Он появился на свет уже не таким: светловолосый голубоглазый красавчик с щёчками-яблочками; с огромной машинкой в руках, в гольфах и глубоко-синих шортиках.
Этот мальчишка был самым любимым для девочек всех возрастов. «Ему Алина одуванчиков букет подарила» — вечно слушали то бабушка, то отец, забирая ребёнка из детского сада.
Соня кривилась.
— Вася, наш сын красивый. Смотри, — держа пятимесячного Никитку на руках в полосатой пелёнке, отворачивалась от сына Соня, — это ужасно. Я боюсь его. Это опасная красота. Её не должно в нём быть.
Личико новорожденного ребёнка — самое чистое, светлое, что могла бы сотворить природа. Поэтому с таким слёзным и нежным умиротворением родители рассматривают наши детские фотографии.
Все детские кадры Софья Павловна отослала в Израиль к своим родителям. От глаз её подальше опасную красоту сына. Когда Никите исполнилось четырнадцать, для матери пошли времена хорошие, подростковые: на лице Никитки высыпали цветущей поляной прыщи, потемнели его волосы, глаза обратились в карие, пробилась первая хаотичная щетина над губой. Соня удовлетворённо выдохнула. Красота ушла, спасибо. Милый мальчик вырастал в того обычного парня, что живут в каждом доме, в каждом подъезде, на каждом этаже — на любителя. Всё это она любила в качестве «ха-ха» рассказать в любые посиделки за столом на даче или празднике. Смешно ведь — обычный ребёнок каких поискать, а идёт на красный диплом. Вот только глаза женщины сияли не юмором, а правдой жизни. Красивым мальчик быть не должен.

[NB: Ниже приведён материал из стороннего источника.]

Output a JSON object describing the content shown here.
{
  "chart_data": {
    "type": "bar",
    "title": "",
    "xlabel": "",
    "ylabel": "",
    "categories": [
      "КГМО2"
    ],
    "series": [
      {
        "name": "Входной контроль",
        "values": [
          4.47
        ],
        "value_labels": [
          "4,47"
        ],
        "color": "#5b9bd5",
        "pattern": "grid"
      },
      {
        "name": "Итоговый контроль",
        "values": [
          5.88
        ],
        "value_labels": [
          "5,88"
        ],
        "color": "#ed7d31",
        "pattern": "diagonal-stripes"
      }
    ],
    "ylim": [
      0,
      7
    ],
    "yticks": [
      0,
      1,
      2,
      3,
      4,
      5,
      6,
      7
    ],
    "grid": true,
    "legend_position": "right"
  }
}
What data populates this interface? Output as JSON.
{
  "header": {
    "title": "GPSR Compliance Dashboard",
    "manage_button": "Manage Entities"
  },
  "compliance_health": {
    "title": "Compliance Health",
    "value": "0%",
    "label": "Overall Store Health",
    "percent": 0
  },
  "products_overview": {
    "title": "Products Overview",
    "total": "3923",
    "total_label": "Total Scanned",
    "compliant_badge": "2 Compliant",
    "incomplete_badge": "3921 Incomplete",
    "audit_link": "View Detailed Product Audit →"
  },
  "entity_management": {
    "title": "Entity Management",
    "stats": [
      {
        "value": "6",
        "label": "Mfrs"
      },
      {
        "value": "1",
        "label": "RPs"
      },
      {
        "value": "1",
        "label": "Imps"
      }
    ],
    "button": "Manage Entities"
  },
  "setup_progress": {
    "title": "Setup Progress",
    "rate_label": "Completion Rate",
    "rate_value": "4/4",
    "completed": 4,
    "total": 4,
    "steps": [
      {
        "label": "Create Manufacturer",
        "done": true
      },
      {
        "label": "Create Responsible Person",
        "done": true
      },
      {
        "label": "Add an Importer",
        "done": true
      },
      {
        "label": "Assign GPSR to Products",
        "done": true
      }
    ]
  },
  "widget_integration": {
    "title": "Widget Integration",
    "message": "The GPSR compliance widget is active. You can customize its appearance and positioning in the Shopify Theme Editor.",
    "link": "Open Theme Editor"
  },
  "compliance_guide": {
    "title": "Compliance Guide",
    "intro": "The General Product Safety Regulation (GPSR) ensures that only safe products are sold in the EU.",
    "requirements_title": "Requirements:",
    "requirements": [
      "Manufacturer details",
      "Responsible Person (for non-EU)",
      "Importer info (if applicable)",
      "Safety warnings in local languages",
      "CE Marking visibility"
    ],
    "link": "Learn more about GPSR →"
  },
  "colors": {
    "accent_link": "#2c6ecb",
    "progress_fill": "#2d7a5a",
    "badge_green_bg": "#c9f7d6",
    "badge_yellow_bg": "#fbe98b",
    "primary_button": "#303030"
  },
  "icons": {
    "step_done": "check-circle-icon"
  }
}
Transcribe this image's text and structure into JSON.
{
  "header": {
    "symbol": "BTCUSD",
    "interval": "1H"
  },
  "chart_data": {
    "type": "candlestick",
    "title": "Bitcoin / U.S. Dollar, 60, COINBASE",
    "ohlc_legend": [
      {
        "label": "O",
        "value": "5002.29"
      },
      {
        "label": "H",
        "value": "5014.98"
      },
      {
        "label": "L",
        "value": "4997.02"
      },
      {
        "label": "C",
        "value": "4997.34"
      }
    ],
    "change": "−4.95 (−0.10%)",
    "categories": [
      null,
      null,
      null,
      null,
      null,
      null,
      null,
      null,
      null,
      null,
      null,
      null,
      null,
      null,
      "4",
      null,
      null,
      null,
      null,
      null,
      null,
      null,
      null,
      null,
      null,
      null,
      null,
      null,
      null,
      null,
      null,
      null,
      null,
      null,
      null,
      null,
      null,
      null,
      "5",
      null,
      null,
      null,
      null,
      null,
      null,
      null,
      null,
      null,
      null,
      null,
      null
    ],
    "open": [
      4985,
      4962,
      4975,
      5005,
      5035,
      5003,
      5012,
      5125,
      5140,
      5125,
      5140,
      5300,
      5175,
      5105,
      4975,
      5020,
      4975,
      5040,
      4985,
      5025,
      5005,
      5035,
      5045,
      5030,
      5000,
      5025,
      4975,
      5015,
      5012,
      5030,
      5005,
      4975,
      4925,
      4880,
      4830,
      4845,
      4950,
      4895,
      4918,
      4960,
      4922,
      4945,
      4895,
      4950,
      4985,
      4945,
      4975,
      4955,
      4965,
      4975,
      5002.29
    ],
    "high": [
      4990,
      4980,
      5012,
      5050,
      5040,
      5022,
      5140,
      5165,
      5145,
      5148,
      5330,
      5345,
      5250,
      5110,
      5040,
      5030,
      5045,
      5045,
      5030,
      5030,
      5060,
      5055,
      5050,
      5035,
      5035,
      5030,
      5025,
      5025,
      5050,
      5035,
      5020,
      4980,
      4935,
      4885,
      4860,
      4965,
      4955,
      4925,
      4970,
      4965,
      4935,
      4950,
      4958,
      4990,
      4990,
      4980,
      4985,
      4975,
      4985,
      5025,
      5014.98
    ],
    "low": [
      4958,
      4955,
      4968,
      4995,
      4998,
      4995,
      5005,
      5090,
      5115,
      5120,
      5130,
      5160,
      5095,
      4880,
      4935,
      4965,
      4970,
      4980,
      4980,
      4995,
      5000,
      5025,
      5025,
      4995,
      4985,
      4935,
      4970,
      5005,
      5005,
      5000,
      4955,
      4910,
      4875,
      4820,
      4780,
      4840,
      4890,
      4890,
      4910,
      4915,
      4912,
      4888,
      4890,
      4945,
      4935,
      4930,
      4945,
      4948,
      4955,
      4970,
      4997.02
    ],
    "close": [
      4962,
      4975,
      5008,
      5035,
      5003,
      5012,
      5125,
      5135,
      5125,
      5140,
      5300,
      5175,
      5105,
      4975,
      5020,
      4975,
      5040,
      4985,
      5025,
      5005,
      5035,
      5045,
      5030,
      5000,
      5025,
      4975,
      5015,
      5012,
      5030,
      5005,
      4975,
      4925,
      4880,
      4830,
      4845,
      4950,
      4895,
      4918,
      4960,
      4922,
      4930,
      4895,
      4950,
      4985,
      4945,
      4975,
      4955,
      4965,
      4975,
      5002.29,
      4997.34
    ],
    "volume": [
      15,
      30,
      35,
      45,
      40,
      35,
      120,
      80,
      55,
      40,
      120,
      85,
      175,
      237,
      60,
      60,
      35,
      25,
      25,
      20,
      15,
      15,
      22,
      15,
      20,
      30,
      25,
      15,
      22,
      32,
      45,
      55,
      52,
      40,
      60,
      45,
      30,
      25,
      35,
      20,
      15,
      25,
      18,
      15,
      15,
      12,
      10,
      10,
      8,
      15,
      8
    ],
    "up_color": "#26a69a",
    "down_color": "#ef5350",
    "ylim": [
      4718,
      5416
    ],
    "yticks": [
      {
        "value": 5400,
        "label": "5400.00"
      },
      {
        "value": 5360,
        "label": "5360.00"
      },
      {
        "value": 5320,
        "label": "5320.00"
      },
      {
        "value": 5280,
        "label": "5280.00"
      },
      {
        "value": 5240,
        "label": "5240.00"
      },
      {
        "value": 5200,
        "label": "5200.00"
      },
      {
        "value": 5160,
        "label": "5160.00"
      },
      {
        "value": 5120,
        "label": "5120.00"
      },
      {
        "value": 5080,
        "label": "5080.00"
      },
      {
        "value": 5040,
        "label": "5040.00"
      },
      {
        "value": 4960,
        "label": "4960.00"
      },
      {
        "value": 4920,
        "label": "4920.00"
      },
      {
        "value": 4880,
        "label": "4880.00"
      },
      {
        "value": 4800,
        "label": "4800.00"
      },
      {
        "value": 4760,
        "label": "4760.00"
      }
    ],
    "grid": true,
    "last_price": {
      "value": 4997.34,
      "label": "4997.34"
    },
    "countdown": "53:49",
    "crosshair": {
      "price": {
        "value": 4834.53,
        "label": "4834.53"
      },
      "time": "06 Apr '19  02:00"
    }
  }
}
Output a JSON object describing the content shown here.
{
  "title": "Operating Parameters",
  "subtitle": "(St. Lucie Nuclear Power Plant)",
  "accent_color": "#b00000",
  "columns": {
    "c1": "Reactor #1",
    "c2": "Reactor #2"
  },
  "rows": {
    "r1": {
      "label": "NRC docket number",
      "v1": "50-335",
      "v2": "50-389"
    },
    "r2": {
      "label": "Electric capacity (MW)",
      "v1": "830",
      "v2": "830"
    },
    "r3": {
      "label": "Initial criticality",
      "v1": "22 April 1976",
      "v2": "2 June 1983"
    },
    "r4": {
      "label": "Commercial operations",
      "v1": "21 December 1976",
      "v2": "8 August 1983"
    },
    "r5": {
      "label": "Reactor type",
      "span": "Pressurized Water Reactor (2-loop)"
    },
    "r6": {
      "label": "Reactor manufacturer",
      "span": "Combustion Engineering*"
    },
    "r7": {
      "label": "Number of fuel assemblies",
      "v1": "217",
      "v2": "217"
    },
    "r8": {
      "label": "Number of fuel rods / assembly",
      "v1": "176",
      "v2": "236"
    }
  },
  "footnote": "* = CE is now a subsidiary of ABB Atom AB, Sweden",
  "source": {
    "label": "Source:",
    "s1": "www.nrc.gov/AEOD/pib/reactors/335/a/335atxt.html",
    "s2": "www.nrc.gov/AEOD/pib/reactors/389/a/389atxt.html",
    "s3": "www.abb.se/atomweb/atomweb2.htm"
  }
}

— Что вы на него рюши нашили? Сделайте костюм космонавта, — делала Соня ещё здравствующей свекрови замечание, когда та шила Никитушке костюм мушкетёра на утренник — с большими перьями и кружевными широкими манжетами.
— Да, пойдёт лысый на первое сентября, зато вшей не будет, — оправдывала Соня обстриженные с лета густые мальчишеские локоны. Так и проходил до десяти лет Никита летом в кепке, а позже и не смог отрастить густую, «породистую» шевелюру. «Пошёл в прадеда» — отмахивалась мать.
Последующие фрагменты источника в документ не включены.